Golang MongoDB 连接池缺陷及修复
Posted 佳佳的笔记本
tags:
篇首语:本文由小常识网(cha138.com)小编为大家整理,主要介绍了Golang MongoDB 连接池缺陷及修复相关的知识,希望对你有一定的参考价值。
1 背景
近期线上出现连不上MongoDB的情况,经排查发现我们现有集群的连接数太多,导致MongoDB proxy被打挂,proxy无法自动恢复,需要DBA手动操作。现有golang框架使用mgo驱动库,并且限制了连接池的大小,为什么还出现连接数超限呢?该怎么办?
2 方案
我们的目标是在高并发下保持系统可用性,保证proxy不被打挂,保证服务基本可用,针对超出限制的请求进行降级,走兜底策略。经过内部讨论,提出如下三种方案。
2.1 应用层限制并发数
既然mgo驱动库的连接池无法控制并发数,那就需要在应用层控制并发数。现有MongoDB proxy的最大连接数为4000左右,我们的集群总共有80台机器,每台机器最大连接数为50,而业务中涉及多个接口,无法直接限制goroutine数量,只能再设计一层MongoDB连接池控制并发数,这种方法实现成本较高。
2.2 Redis替换MongoDB
既然MongoDB这么脆弱,那就用高性能redis吧,因数据量较大,需要单独申请redis集群,重新灌入数据,同时应用层所有使用MongoDB相关的逻辑都需要检查和修改,这种方法开发周期较长。
2.3 连接池限制并发数
回到原点,从源码角度分析为什么无法限制连接数,然后修复问题,这种方法最直接高效,值得一试。
3 源码分析
首先看一下mgo设置连接池大小的函数,函数注释说不支持控制并发数,需要上层应用控制并发数,但是为什么不能控制呢?

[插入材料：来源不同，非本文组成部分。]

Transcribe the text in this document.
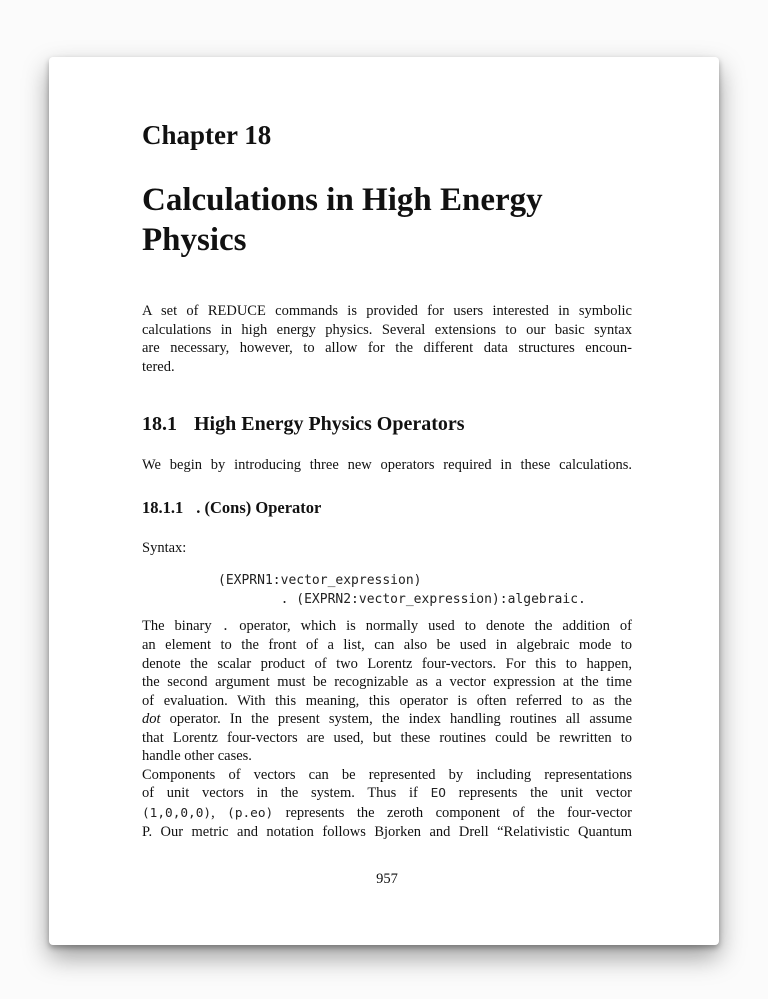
Chapter 18
Calculations in High Energy
Physics
A set of REDUCE commands is provided for users interested in symbolic
calculations in high energy physics. Several extensions to our basic syntax
are necessary, however, to allow for the different data structures encoun-
tered.
18.1 High Energy Physics Operators
We begin by introducing three new operators required in these calculations.
18.1.1 . (Cons) Operator
Syntax:
(EXPRN1:vector_expression)
. (EXPRN2:vector_expression):algebraic.
The binary . operator, which is normally used to denote the addition of
an element to the front of a list, can also be used in algebraic mode to
denote the scalar product of two Lorentz four-vectors. For this to happen,
the second argument must be recognizable as a vector expression at the time
of evaluation. With this meaning, this operator is often referred to as the
dot operator. In the present system, the index handling routines all assume
that Lorentz four-vectors are used, but these routines could be rewritten to
handle other cases.
Components of vectors can be represented by including representations
of unit vectors in the system. Thus if EO represents the unit vector
(1,0,0,0), (p.eo) represents the zeroth component of the four-vector
P. Our metric and notation follows Bjorken and Drell “Relativistic Quantum
957
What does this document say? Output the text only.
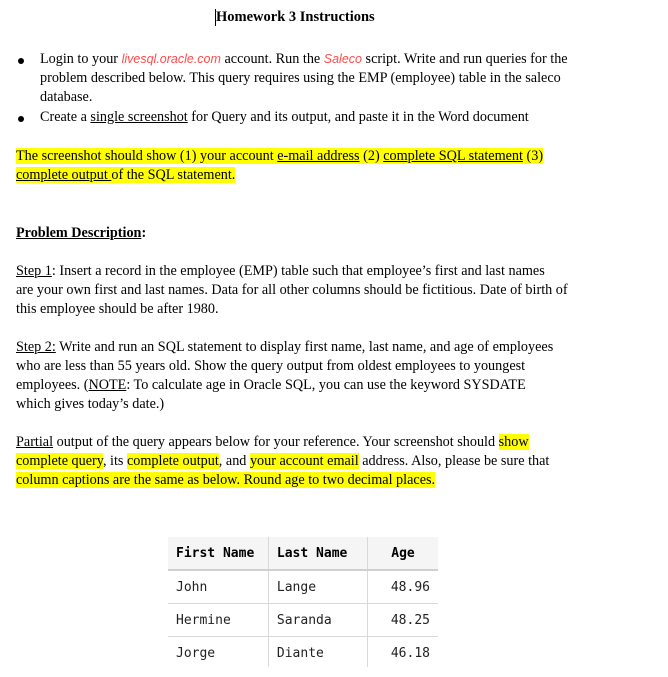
Homework 3 Instructions
Login to your livesql.oracle.com account. Run the Saleco script. Write and run queries for the
problem described below. This query requires using the EMP (employee) table in the saleco
database.
Create a single screenshot for Query and its output, and paste it in the Word document
The screenshot should show (1) your account e-mail address (2) complete SQL statement (3)
complete output of the SQL statement.
Problem Description:
Step 1: Insert a record in the employee (EMP) table such that employee’s first and last names
are your own first and last names. Data for all other columns should be fictitious. Date of birth of
this employee should be after 1980.
Step 2: Write and run an SQL statement to display first name, last name, and age of employees
who are less than 55 years old. Show the query output from oldest employees to youngest
employees. (NOTE: To calculate age in Oracle SQL, you can use the keyword SYSDATE
which gives today’s date.)
Partial output of the query appears below for your reference. Your screenshot should show
complete query, its complete output, and your account email address. Also, please be sure that
column captions are the same as below. Round age to two decimal places.
First Name	Last Name	Age
John	Lange	48.96
Hermine	Saranda	48.25
Jorge	Diante	46.18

// SetPoolLimit sets the maximum number of sockets in use in a single server
// before this session will block waiting for a socket to be available.
// The default limit is 4096.
//
// This limit must be set to cover more than any expected workload of the
// application. It is a bad practice and an unsupported use case to use the
// database driver to define the concurrency limit of an application. Prevent
// such concurrency "at the door" instead, by properly restricting the amount
// of used resources and number of goroutines before they are created.
func (s *Session) SetPoolLimit(limit int) {
s.m.Lock()
s.poolLimit = limit
s.m.Unlock()
}
3.1 数据结构
mgo驱动给应用层提供session这个数据结构标识MongoDB连接信息,如下所示:
// Session represents a communication session with the database.
//
// All Session methods are concurrency-safe and may be called from multiple
// goroutines. In all session modes but Eventual, using the session from
// multiple goroutines will cause them to share the same underlying socket.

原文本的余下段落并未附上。